The frequency and impact of undiagnosed benign paroxysmal positional vertigo in outpatients with high falls risk

Author/s: 
Hawke, L. J., Barr, C. J., McLoughlin, J. V.

Background
The frequency and impact of undiagnosed benign paroxysmal positional vertigo (BPPV) in people identified with high falls risk has not been investigated.

Objective
To determine the frequency and impact on key psychosocial measures of undiagnosed BPPV in adult community rehabilitation outpatients identified with a high falls risk.

Design
A frequency study with cross-sectional design.

Setting
A Community Rehabilitation Program in Melbourne, Australia.

Subjects
Adult community rehabilitation outpatients with a Falls Risk for Older People in the Community Screen score of four or higher.

Methods
BPPV was assessed in 34 consecutive high falls risk rehabilitation outpatients using the Dix–Hallpike test and supine roll test.

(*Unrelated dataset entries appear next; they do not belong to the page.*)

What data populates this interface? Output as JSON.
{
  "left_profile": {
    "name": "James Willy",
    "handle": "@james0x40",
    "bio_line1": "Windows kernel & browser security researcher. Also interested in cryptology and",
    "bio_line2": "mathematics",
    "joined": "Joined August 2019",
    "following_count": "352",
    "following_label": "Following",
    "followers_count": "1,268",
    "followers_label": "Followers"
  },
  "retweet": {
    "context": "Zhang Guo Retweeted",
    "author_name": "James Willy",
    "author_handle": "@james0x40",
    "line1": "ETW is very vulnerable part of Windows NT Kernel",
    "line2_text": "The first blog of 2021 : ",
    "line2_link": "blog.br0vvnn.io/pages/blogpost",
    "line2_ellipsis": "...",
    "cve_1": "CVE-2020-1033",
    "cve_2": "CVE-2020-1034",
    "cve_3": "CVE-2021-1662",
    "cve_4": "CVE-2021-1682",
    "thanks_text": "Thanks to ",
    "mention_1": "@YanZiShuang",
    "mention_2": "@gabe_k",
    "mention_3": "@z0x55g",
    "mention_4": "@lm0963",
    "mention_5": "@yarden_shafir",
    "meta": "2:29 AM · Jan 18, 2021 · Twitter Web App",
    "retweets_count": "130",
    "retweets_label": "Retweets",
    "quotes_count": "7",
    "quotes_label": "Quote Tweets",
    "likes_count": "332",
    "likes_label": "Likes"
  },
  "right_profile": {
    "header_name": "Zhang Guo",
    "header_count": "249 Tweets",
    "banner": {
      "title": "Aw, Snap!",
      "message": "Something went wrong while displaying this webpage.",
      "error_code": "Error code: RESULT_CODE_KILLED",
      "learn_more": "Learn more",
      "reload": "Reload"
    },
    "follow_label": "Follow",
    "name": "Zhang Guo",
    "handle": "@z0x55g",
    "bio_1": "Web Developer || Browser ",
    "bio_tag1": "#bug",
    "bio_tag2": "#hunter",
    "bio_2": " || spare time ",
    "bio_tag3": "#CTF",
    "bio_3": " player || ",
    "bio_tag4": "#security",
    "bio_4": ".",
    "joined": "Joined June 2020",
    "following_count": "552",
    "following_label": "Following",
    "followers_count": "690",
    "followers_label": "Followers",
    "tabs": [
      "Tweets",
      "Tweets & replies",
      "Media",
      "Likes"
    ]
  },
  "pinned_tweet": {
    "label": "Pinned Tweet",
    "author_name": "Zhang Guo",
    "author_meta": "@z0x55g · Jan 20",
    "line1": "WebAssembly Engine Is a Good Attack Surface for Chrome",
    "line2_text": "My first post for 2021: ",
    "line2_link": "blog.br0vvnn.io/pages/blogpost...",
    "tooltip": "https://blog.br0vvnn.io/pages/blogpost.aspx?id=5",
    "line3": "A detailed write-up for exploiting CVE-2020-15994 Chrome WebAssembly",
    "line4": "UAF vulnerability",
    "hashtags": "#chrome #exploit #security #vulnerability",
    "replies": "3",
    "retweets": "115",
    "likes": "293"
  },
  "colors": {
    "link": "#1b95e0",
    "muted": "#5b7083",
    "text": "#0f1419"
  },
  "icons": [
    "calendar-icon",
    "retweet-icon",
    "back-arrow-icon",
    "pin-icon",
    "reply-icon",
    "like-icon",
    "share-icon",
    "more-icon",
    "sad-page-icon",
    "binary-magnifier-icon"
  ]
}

Participants were assessed for anxiety, depression, fear of falls, social isolation and loneliness using the Hospital Anxiety and Depression Scale, Falls Efficacy Scale-International and De Jong Gierveld 6-Item Loneliness Scale.

Results
A total of 18 (53%; 95% confidence interval: 36, 70) participants tested positive for BPPV. There was no significant difference between those who tested positive for BPPV and those who did not for Falls Risk for Older People in the Community Screen scores (P = 0.555), Hospital Anxiety and Depression Scale (Anxiety) scores (P = 0.627), Hospital Anxiety and Depression Scale (Depression) scores (P = 0.368) or Falls Efficacy Scale-International scores (P = 0.481). Higher scores for the De Jong Gierveld 6-Item Loneliness Scale in participants with BPPV did not reach significance (P = 0.056).

Conclusions
Undiagnosed BPPV is very common and associated with a trend towards increased loneliness in adult rehabilitation outpatients identified as having a high falls risk.